他口中的“别人”——站在石室门口一团黑暗中的华云裳心跳紊乱。
世人都说摄政王杀了帝师隽从心, 云裳从前听见, 总是无甚根据地觉得容裔行事不至于此, 却也不敢深想下去。谁能想到, 那位名声不在亚圣之下的楚朝国士, 竟被囚禁在这个地方。
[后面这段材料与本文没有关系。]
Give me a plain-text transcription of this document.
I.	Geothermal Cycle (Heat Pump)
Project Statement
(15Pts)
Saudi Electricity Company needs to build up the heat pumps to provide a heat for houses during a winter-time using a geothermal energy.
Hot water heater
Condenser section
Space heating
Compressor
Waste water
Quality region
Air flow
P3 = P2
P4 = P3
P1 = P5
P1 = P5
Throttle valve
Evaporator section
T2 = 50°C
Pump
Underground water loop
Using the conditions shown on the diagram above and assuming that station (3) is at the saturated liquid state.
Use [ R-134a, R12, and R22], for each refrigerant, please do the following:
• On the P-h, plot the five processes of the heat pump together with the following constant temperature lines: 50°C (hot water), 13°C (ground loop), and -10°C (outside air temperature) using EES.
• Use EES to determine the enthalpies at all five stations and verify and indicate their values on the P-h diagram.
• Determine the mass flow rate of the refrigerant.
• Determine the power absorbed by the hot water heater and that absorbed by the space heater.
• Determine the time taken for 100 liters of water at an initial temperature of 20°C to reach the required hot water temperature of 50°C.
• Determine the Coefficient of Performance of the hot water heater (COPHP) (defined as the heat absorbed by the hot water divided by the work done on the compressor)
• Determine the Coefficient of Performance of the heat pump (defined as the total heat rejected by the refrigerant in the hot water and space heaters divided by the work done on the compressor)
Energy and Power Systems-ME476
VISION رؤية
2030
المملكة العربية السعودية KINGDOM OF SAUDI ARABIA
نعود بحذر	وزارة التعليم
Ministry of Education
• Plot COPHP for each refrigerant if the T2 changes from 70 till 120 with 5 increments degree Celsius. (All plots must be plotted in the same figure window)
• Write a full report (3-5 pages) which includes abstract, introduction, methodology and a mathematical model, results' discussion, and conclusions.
这是容裔不可告人的秘密,那么今日他费时费力的将自己带到这里,是为了什么?
云裳身上罩着容裔强加在身的玄色外披, 光照不到的一张脸颜色雪白。
披风上浅淡的蔻木香中似还留有余温,云裳只觉得冷。
她听见昔日的白衣帝师沙哑却不失傲气的声音:“名声?原来满手罪孽的恶狼还在意自己是不是干净。”
“原本不在意的。”容裔打定主意没脾气,无论对方怎么冷嘲热讽,他照单全收,笑笑看隽从心一眼,席地而坐,“说到我手上的罪孽,有九成是老师与太后的功劳,我不敢居功。”
隽从心眉头皱起:“不可对太后娘娘不敬!”
“对不住,这话还真得从太后身上说起了。”容裔将手随意搭着支起的膝盖上,状如闲聊,“老师应该还记得,我母亲原是婉凌华的贴身婢女,婉凌华嫁给容颉后,先母便成了容颉的媵妾。”
隽从心听他不止对太后指名道姓,更不避先帝名讳,愤怒地扯动铁链,发出戛戛磨擦声:“竖子大不敬!”
“他又不是我老子,”容裔笑得肆意愉快,“再者,这不正遂了婉凌华的意么?”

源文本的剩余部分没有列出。